There have often been debates on whether one organ of governance has stepped into the other's realm in violation of the doctrine of separation of powers among the three organs, recognised as part of the basic structure of India’s Constitution.

While the presence of sufficient checks and balances is ensured by the separation of powers, it is equally crucial for each branch to be independent in order to operate efficiently. There is thus a very delicate balance to achieve, an exercise that was recently put to test by the Supreme Court.

A Constitution Bench of the Supreme Court recently directed that that the Chief Election Commissioner (CEC) and Election Commissioners (ECs) be appointed by the President on the advice tendered by a committee consisting of the Prime Minister, the Leader of the Opposition (or the leader of the single largest party in opposition) and the Chief Justice of India, until Parliament enacts a law on the matter.

Amongst other points, an argument made by the Central government in this case was that the judiciary cannot overstep its bounds to make laws in violation of the separation of powers. However, the Court held that this doctrine cannot be applied rigidly, and noted that certain situations, such as the existince of a legislative gap, may warrant judicial intervention.

The Court noted that the appointments of the CEC and the ECs had been debated by the Constituent Assembly. Thereafter, Article 324(2) was incorporated in the Constitution, which requires the President of India to make the appointment subject to any law enacted by Parliament. However, no such law has been enacted till date, and the President has been making appointments based on the advice of the Council of Ministers. In effect, unbridled power was vested in the hands of the executive.

While seeing the need for judicial intervention in the matter, the Court observed that the while the Election Commission (Conditions of Service of Election Commissioners and Transaction of Business) Act, 1991 covers many crucial aspects of the Election Commission, it does not contain any provision on the appointment of CEC and ECs. It held that the appointment by the executive was to be a stop-gap arrangement until a law was passed, and the absence of such a law even after seven decades indicated a legislative vacuum.

The Court explained that while separation of powers “is meant to prevent tyranny of power flowing from the assumption of excess power in one source”, it needs to be understood that there is a difference between supplanting the legislature and supplementing it through such directions.

It is interesting to note that this is not the first time the Court has laid down such directions. The much-celebrated Vishaka guidelines on sexual harassment of working women is another example. There, the Court had held that in the absence of enacted law to provide for gender equality and guarantee against sexual harassment at work places, the guidelines were being laid down until legislation is enacted for the purpose. This was done in exercise of the power available under Article 32 of the Constitution for enforcement of fundamental rights. These guidelines served their purpose for fifteen long years until the enactment of the Sexual Harassment of Women at Workplace (Prevention, Prohibition and Redressal) Act, 2013.

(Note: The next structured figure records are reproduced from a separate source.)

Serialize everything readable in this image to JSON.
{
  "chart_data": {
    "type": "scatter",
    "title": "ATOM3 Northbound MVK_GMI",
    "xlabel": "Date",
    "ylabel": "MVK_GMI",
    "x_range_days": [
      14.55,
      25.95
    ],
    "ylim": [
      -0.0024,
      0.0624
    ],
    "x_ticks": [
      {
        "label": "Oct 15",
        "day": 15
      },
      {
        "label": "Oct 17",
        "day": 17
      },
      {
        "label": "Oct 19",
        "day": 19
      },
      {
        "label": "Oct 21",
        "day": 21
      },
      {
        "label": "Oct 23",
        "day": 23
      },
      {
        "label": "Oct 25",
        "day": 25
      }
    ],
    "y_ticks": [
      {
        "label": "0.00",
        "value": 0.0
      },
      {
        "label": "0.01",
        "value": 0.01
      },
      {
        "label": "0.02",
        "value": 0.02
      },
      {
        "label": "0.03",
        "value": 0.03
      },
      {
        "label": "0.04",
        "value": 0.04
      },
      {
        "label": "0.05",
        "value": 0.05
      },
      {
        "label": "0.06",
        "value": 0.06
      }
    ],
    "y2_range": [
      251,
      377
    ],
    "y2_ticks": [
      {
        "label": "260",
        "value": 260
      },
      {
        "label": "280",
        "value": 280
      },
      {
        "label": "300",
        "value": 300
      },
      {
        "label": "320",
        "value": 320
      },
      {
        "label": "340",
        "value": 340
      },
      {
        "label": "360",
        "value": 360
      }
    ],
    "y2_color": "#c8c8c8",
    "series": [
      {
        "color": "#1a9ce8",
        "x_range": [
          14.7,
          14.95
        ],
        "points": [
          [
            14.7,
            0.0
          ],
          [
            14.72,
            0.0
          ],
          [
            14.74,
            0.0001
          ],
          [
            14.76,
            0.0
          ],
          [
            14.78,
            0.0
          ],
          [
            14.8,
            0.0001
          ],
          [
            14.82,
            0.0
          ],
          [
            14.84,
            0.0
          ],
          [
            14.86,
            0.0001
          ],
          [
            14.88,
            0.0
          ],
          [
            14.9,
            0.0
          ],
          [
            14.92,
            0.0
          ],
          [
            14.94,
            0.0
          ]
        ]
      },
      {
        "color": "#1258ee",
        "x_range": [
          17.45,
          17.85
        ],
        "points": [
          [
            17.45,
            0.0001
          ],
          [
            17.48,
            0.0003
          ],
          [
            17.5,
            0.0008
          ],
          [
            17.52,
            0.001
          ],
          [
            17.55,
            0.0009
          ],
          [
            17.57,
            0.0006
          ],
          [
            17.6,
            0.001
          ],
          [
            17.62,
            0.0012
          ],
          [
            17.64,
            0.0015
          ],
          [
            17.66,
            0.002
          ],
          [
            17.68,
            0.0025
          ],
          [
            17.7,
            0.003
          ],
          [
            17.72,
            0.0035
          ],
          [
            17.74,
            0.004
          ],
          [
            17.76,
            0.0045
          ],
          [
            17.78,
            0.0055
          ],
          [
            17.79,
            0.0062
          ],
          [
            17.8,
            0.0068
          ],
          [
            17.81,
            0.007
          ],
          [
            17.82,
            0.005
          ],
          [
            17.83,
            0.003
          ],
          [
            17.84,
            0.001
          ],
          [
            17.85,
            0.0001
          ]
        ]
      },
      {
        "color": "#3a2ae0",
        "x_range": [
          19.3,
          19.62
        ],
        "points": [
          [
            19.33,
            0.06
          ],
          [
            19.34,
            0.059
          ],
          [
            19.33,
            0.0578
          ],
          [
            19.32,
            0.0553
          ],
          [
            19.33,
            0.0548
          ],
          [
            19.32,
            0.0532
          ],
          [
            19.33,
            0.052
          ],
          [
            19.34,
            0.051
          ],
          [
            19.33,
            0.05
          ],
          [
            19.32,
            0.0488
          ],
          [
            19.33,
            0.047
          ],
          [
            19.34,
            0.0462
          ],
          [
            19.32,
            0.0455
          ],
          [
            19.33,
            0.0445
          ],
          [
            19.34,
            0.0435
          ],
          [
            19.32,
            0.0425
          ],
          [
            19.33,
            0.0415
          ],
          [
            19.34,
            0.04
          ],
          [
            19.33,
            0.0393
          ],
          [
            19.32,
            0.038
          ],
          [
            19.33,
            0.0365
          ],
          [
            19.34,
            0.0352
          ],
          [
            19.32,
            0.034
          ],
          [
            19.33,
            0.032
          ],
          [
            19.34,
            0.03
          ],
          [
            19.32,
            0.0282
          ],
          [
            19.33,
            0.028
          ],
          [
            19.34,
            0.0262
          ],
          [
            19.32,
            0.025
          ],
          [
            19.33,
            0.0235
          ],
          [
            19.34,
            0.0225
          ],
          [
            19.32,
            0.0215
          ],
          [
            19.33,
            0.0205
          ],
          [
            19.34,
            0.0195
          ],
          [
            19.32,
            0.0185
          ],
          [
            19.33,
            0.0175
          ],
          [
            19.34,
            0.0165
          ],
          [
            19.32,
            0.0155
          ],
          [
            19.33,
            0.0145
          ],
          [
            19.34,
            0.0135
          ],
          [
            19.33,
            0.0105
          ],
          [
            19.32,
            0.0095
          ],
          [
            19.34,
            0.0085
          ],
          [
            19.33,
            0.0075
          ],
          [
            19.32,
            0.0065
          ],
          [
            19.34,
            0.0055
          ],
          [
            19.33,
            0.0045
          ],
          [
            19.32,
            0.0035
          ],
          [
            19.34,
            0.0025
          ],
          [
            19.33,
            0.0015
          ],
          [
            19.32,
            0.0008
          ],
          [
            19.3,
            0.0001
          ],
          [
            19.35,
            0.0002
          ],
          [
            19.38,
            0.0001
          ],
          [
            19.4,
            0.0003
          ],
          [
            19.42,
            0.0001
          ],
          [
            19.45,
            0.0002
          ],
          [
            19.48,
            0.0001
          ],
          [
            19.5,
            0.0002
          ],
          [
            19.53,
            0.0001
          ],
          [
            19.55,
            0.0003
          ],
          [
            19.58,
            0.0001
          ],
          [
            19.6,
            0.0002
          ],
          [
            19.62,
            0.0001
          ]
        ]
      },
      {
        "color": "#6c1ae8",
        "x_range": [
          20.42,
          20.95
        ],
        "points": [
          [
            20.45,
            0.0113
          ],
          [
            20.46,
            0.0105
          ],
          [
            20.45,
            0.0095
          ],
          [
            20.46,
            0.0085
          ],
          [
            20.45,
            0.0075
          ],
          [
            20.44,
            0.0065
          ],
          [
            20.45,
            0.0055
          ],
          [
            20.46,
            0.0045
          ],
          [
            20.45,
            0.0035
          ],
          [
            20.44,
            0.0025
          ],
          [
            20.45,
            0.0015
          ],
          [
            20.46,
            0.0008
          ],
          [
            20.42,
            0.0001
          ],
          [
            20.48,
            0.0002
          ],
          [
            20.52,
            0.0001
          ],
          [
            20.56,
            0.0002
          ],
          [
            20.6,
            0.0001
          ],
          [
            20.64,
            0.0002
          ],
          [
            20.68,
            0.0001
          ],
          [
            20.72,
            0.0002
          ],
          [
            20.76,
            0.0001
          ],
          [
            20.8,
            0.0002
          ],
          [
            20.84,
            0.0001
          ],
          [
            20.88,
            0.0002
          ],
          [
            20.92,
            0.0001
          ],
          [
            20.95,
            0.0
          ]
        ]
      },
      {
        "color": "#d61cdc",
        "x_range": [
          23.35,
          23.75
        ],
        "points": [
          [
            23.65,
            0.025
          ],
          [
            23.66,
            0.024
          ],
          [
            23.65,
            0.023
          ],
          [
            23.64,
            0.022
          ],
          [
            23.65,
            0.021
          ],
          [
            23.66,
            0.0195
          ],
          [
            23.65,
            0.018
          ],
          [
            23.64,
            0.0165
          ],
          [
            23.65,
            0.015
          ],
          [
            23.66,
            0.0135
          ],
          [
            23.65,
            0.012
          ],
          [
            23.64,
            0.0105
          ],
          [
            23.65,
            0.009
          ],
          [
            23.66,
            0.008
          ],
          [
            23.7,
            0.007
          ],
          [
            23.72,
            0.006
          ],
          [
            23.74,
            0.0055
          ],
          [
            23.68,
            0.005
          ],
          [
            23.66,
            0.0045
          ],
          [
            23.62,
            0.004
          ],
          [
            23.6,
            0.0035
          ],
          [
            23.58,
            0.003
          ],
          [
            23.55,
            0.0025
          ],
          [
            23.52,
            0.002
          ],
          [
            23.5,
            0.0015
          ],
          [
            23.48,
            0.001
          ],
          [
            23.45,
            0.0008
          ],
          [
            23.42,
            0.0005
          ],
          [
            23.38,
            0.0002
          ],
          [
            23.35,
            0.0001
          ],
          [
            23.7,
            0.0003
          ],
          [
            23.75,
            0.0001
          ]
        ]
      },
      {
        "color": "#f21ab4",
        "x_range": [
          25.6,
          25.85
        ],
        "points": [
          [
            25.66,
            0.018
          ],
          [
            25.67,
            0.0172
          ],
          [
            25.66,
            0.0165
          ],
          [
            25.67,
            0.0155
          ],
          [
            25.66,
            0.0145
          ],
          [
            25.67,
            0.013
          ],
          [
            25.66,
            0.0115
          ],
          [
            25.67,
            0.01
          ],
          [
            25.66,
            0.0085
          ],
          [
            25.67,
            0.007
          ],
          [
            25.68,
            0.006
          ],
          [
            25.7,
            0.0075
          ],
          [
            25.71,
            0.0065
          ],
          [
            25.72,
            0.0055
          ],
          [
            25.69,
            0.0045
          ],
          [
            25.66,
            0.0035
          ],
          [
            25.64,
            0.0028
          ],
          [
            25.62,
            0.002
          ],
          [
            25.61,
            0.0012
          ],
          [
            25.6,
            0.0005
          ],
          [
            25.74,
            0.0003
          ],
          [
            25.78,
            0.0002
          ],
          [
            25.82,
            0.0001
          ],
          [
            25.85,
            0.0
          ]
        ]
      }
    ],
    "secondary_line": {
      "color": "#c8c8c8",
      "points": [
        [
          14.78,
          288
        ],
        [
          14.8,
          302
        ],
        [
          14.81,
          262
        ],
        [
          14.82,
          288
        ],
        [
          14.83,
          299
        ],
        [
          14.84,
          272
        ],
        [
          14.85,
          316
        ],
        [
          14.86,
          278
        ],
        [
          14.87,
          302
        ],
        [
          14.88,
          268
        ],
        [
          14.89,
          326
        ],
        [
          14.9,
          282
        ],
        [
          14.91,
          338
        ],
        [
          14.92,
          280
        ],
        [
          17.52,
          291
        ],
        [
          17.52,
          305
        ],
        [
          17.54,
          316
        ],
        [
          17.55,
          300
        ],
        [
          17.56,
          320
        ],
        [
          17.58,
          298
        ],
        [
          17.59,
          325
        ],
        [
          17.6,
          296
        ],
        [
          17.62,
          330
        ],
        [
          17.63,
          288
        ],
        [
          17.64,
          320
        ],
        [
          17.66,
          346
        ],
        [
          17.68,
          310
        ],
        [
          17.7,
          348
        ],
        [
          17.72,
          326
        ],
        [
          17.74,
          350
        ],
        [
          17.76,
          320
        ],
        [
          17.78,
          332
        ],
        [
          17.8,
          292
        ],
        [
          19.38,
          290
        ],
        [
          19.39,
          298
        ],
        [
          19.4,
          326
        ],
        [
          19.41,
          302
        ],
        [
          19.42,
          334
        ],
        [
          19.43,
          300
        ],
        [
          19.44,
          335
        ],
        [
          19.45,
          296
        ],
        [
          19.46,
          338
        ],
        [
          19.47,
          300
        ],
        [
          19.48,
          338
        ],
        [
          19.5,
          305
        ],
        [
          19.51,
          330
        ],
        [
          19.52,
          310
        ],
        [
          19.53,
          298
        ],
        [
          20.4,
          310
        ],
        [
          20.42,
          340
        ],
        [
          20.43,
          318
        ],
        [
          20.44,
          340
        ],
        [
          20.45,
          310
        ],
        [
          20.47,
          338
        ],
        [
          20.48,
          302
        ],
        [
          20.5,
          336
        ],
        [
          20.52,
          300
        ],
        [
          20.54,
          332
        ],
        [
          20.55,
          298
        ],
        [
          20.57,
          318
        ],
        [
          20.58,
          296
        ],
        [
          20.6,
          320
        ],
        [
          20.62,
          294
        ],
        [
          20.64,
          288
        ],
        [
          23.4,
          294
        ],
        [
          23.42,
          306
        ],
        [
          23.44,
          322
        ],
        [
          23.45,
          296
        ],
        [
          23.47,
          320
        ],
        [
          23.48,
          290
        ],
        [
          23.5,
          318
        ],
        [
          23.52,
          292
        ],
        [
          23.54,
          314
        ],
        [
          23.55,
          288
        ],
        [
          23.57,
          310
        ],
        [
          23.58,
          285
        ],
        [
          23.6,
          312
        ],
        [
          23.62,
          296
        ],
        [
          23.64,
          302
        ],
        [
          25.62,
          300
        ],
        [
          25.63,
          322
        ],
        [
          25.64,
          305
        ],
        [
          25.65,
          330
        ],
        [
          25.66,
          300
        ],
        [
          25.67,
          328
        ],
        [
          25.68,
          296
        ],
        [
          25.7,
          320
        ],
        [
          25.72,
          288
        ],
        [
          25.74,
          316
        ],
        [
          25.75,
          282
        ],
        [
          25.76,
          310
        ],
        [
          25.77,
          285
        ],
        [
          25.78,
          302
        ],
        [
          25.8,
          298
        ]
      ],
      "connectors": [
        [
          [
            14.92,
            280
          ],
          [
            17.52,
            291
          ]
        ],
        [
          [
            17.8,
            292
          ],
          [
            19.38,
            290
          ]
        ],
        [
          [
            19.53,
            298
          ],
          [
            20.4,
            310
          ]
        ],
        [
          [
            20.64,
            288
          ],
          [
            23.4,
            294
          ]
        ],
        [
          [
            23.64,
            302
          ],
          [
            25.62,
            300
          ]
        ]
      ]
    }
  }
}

The Court has time and again acknowledged that the judiciary can neither legislate nor issue a direction to the legislature to enact a law in a particular manner, and that it may be outside the purview of judicial review to do so. However, in exceptional cases where there is a vacuum in the existing legal position, the judiciary, in exercise of its constitutional powers, steps in and provides a temporary solution till the legislature comes forward to perform its role.

In the present case, observing the necessity to provide this solution in the current time given how “criminalisation of politics, with all its attendant evils, has become a nightmarish reality”, the Supreme Court in unambiguous terms has made its position clear. It will now be interesting to see how this decision sets a precedent and whether the legislature complies or legislates it away.

Mahwash Fatima is a lawyer and a public policy consultant with keen interest in the intersection of law, policy and governance.